Being a Good People Manager
Many centuries back, those who own enterprises and those who work in that enterprise have been divided so much so that man’s only tool for the management of its workforce until this century has been slavery. This lead to many debacles including the etymology of the African American in Northern America, the birth of apartheid in South Africa, the creation of bonded labour in countries such as South Africa and Sri Lanka to name a few. The rise of management brought a new class of worker; a worker who would function in the best interest of the owners of a business. These workers with their specialist training were able to initially look after the interests of the owners and be impersonal and unemotional. As the science of management began to grow this class of worker began to better relate to the working class and began to explore better ways to optimise the use of labour.
Subsequently, work itself began to transform, and labour per se became a secondary force. While labour to date forms the backbone of an economy, the rise of the worldwide web and development of other communication technology gave birth to a workforce that would be purely knowledge driven. Immediately the Management class began to see the importance of new methods to control and manage this new breed of worker, whose labour took more of an intellectual form. This today, ladies and gentlemen is the burden that the HR management community had to contend with. Retaining talented employees is a key challenge that companies face today. Turnover in the IT industry is a challenge. In demand and supply scenario in the backdrop of economies that do not necessarily look at lifetime employment, this has become a single most important challenge, at times spelling either success or failure of the enterprise. Congratulations! So, you have been assigned a new role along with it comes the mammoth task of achieving challenging goals set for the organization. The only insight you have on this role is what you have received from your own manager, but is that enough? We often aspire to be like other industry idols, we tend to follow their management style and how they work. The key factor is will their management style work with your team? Developing strong employee relations within an organization is no longer the sole responsibility of the HR division. Good line managers must be able to manage conflict, resolve problems and empathise whilst influencing and motivating employees daily.

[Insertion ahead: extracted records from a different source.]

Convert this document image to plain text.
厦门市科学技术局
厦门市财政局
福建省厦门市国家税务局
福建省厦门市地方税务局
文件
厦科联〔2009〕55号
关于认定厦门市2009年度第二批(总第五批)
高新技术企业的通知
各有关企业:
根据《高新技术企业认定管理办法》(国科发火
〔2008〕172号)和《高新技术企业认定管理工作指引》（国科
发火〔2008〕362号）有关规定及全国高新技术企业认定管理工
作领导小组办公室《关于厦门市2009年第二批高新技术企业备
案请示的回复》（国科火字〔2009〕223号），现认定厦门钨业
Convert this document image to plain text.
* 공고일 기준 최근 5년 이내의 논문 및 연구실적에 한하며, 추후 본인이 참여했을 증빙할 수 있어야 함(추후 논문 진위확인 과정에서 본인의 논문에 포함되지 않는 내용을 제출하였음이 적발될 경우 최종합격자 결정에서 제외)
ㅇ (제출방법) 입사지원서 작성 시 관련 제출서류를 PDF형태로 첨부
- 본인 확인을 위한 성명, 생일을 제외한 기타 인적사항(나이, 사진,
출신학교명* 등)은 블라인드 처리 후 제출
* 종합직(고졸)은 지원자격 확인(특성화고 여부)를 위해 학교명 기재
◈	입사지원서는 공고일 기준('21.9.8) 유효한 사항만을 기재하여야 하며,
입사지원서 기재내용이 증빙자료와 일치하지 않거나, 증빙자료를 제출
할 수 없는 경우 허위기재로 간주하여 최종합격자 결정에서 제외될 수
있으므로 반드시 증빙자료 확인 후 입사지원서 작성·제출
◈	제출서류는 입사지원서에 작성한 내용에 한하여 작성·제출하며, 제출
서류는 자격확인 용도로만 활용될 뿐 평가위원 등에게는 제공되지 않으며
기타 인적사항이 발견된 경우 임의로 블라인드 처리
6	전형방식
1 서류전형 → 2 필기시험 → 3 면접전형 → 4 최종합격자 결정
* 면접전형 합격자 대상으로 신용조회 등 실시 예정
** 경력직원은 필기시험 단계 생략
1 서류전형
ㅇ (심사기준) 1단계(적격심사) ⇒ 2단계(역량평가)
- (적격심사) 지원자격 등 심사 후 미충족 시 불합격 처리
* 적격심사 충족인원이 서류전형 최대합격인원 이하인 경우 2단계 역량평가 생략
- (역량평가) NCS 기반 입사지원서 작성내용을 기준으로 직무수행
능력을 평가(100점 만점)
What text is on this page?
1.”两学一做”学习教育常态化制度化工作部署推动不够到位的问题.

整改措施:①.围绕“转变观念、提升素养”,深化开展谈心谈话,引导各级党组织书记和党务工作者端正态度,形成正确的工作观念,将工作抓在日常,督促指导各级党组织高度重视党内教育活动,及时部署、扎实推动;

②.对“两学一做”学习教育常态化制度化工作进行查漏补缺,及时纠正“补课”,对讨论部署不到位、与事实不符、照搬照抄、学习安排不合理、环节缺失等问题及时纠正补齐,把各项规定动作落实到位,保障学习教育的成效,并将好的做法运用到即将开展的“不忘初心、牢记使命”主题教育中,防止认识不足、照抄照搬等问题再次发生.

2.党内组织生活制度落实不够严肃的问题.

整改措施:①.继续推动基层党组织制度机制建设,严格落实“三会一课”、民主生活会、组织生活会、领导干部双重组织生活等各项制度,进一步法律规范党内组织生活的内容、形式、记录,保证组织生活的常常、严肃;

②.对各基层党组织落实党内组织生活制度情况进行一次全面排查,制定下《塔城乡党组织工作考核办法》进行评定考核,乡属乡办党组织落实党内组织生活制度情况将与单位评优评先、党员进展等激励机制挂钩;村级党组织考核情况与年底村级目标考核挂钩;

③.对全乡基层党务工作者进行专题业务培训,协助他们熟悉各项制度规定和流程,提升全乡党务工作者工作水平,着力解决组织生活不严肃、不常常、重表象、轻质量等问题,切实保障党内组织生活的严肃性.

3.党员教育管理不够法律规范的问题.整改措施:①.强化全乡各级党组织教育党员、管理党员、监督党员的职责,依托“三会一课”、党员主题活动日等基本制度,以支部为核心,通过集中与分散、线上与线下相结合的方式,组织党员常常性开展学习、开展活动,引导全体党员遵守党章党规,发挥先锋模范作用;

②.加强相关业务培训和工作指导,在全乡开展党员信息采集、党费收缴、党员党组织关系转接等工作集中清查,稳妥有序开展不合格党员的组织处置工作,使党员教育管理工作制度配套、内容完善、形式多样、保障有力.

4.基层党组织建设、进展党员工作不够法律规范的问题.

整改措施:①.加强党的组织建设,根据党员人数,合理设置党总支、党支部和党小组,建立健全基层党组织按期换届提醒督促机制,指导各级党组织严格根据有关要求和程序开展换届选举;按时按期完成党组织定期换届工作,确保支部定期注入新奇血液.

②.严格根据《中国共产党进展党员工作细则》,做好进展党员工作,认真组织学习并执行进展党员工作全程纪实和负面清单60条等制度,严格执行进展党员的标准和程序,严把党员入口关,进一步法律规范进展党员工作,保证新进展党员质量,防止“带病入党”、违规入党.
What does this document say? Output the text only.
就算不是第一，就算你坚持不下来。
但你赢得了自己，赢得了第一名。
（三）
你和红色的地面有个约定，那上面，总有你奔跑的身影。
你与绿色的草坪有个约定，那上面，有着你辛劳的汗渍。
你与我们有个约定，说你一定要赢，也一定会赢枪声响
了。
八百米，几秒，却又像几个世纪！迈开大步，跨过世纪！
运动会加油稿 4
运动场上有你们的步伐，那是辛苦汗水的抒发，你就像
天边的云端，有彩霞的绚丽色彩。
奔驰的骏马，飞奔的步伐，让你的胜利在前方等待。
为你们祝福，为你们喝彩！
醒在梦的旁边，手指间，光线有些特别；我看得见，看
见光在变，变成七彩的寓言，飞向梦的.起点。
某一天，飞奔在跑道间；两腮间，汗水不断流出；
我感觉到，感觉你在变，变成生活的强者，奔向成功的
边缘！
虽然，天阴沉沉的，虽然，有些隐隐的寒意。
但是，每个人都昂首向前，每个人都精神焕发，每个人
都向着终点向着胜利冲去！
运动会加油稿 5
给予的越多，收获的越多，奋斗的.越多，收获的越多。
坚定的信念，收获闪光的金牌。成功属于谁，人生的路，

Management vs. LeadersManagement is not just about assigning goals and evaluating performance and managing budgets; good leaders do all that while considering the well-being and professional development of each team member. Some big organizations such as Accenture, Deloitte have gone a step further by eliminating ranks and performance reviews/adopt simple review questions that require simple ‘yes’ or ‘no’ answers. Six percent of Fortune 500 companies have gotten rid of rankings, according to management research firm CEB1. Depending on the maturity level of the organization you can adopt different innovative practices and methods to govern internal operations. You must identify what works best for your company.
What makes a great manager?
- Good leadership A good manager is actively involved with his/her team members. The managers should be able to roll up their sleeves and work with the rest of the team when it is required. Managing a team requires planning and allocating work, providing guidance, managing finances and resources and providing structure, direction and purpose to your team.
- Communication Provide regular meaningful feedback. Ensure your team is focused on the right areas. Make sure goals and objectives have been clearly defined at the start of the year. It is important that managers communicate honestly event if it means being unpopular. Especially in the millennial era, continuous feedback is a decisive factor for work satisfaction. Meeting regularly in scheduled one-to-one meetings with each team member is recommended to discuss activities, priorities, progress and problems.
- Transparency and a culture of trust The manager must be willing to share information such as strategic plans, budget, promotions and customer feedback. Transparent leadership creates a culture of trust. Managers must also empower their teams instead of micromanaging.
- Build a high-performance team Expect quality work from your team. Set high standards that are attainable.
- Recognise Employees who feel appreciated and involved within an organisation are likely to work harder to create a happy, positive and productive workforce.
- Empathy Managers should be able to feel the pain points of their team members thus being able to come up with real solutions that work for both the company and the employee.
- Adaptable The nature of work is changing so much so that managers are required to think out-of-the-box when it comes to managing their teams. Managers must be willing to try new methods even at the risk of failure. Technology has created global virtual workplaces; teams are geographically dispersed across the globe, working in different time zones.
- Careful consideration must be given when selecting line managers
- Set clear guidelines and standards on what is expected from a line manager and their job role.
- Acknowledge and encourage positive management behaviour and performance with rewards systems
- Professional development on people management/leadership for line managers on an ongoing basis
- Encourage and educate line managers on personal and professional development methods such as Skip level meetings, 360 feedback, etc.